AMORE – L’amore, i sentimenti di tenerezza e la soddisfazione sessuale comportano il risveglio del sistema parasimpatico; in altre parole, si tratta della mobilitazione opposta a quella che abbiamo visto nella reazione di “combattimento o fuga” tipica della paura e della collera. La modalità parasimpatica si avvale di un insieme di reazioni che interessano tutto l’organismo e inducono uno stato generale di calma e soddisfazione tale da facilitare la cooperazione.
SOPRESA – Nella sorpresa il sollevamento delle sopracciglia consente di avere una visuale più ampia e di far arrivare più luce sulla retina. Questo permette di raccogliere un maggior numero di informazioni sull’evento inatteso, contribuendo alla sua comprensione e facilitando la rapida formulazione del miglior piano d’azione.
DISGUSTO – In tutto il mondo l’espressione del disgusto è la stessa, e invia il medesimo messaggio: qualcosa offende il gusto o l’olfatto, anche metaforicamente.

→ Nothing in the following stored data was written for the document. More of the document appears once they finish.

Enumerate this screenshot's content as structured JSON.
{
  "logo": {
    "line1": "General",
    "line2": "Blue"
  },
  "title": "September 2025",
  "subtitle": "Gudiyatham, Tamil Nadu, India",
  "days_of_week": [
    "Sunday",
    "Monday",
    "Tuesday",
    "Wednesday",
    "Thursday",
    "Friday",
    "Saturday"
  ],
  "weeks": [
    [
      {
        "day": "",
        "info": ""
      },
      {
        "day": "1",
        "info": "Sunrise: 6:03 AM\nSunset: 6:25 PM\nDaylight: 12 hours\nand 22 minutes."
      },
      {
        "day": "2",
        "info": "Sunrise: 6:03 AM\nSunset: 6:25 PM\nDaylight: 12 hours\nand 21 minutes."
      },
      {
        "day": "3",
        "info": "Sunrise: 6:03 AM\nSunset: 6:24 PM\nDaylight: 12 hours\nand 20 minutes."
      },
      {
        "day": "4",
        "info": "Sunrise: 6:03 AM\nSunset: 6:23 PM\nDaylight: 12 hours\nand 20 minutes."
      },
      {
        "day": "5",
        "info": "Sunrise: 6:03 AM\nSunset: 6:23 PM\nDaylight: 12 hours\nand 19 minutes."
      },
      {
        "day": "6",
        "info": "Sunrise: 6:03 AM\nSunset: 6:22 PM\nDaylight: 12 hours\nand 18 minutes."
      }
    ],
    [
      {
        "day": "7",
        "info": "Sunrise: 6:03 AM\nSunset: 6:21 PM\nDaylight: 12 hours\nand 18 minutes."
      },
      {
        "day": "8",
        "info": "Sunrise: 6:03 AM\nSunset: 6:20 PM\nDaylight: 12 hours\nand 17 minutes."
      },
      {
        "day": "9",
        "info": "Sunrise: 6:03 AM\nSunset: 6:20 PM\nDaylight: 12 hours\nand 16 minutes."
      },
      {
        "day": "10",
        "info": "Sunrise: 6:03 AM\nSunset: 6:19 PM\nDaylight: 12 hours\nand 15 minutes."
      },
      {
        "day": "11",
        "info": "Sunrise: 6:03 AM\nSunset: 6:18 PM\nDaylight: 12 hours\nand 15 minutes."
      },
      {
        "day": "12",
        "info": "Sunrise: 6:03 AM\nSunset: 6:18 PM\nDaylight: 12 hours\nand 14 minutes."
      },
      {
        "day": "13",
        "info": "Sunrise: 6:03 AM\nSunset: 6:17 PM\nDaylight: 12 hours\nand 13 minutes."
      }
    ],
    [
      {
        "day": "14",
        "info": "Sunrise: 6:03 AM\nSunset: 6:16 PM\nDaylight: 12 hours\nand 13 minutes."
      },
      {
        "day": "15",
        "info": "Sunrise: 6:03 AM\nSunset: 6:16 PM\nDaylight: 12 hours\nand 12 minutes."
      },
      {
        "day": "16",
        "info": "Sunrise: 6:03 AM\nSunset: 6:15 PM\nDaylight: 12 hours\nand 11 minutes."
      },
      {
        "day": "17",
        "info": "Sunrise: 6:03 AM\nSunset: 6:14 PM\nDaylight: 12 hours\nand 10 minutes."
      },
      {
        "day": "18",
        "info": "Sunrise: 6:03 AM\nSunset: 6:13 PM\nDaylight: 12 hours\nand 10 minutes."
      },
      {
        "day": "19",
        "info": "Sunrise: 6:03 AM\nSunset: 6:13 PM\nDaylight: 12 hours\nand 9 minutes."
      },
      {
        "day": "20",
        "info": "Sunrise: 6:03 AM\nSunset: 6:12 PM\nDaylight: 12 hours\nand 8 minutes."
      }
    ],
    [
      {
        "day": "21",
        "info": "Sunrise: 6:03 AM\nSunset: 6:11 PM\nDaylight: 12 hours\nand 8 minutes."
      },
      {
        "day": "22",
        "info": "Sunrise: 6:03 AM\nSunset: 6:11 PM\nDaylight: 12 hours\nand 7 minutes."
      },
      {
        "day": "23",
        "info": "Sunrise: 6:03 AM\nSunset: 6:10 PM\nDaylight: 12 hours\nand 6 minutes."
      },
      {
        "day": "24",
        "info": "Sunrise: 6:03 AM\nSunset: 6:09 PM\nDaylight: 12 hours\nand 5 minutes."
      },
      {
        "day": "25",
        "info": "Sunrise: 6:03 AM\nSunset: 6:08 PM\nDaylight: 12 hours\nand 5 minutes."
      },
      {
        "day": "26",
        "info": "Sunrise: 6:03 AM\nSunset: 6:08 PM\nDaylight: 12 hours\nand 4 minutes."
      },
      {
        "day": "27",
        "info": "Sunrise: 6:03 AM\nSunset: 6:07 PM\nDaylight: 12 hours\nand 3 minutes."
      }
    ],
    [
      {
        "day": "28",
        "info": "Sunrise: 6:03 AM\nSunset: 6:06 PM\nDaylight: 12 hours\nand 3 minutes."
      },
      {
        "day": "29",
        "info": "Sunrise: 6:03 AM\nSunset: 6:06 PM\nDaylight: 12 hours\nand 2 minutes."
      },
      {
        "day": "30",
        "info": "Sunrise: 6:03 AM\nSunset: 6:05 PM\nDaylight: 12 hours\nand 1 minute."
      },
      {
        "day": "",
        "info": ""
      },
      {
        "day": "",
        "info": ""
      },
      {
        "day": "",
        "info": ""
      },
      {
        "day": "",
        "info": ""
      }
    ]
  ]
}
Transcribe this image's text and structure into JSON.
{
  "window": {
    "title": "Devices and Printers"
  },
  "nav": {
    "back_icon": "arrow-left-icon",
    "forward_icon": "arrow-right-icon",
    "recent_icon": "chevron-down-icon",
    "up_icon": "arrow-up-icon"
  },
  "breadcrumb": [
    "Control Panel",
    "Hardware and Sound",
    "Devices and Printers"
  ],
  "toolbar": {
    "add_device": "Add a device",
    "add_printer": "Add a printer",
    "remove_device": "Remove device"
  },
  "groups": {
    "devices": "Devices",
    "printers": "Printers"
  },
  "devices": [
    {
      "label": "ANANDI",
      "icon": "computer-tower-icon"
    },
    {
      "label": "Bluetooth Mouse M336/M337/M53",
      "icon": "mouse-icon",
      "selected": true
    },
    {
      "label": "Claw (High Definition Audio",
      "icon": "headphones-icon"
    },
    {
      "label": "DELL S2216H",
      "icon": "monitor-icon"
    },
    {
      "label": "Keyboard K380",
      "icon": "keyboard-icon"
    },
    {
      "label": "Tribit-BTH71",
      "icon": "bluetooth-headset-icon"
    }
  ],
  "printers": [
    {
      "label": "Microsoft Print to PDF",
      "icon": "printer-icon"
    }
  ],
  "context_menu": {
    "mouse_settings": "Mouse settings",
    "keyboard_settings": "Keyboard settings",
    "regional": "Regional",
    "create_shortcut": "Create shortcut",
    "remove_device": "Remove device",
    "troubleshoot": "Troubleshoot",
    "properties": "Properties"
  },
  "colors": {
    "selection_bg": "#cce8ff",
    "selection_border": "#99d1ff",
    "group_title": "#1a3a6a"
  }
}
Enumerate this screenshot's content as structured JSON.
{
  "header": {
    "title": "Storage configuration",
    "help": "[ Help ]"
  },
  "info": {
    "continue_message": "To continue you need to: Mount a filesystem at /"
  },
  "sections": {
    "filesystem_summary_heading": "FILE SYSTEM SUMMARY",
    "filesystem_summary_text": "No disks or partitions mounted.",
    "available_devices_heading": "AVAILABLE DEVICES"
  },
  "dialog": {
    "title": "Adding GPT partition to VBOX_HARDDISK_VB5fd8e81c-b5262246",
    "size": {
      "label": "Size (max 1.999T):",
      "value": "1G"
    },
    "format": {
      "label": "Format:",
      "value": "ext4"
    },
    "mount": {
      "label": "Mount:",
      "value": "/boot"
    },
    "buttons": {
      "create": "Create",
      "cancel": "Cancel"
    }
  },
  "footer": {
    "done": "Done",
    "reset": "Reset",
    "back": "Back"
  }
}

Come già aveva osservato Darwin, l’espressione facciale del disgusto – il labbro superiore sollevato lateralmente mentre il naso accenna ad arricciarsi – indica il tentativo primordiale di chiudere le narici colpite da un odore nocivo o di sputare un cibo velenoso.
TRISTEZZA – La tristezza ha la funzione fondamentale di farci adeguare a una perdita significativa, ad esempio a una grande delusione o alla morte di qualcuno che ci era particolarmente vicino. Essa comporta una caduta di energia ed entusiasmo verso le attività della vita – in particolare per le distrazioni e i piaceri – e, quando diviene più profonda e si avvicina alla depressione, ha l’effetto di rallentare il metabolismo. La chiusura in se stessi che accompagna la tristezza ci dà la possibilità di elaborare il lutto per una perdita o per una speranza frustrata, di comprendere le conseguenze di tali eventi nella nostra vita e, quando le energie ritornano, di essere pronti per nuovi progetti. Può darsi che un tempo questa caduta di energia servisse a tenere i primi esseri umani vicini ai loro rifugi – e quindi al sicuro – quando erano tristi e perciò più vulnerabili.
Daniel Goleman (1996) Intelligenza emotiva, Bur, Milano, 1999.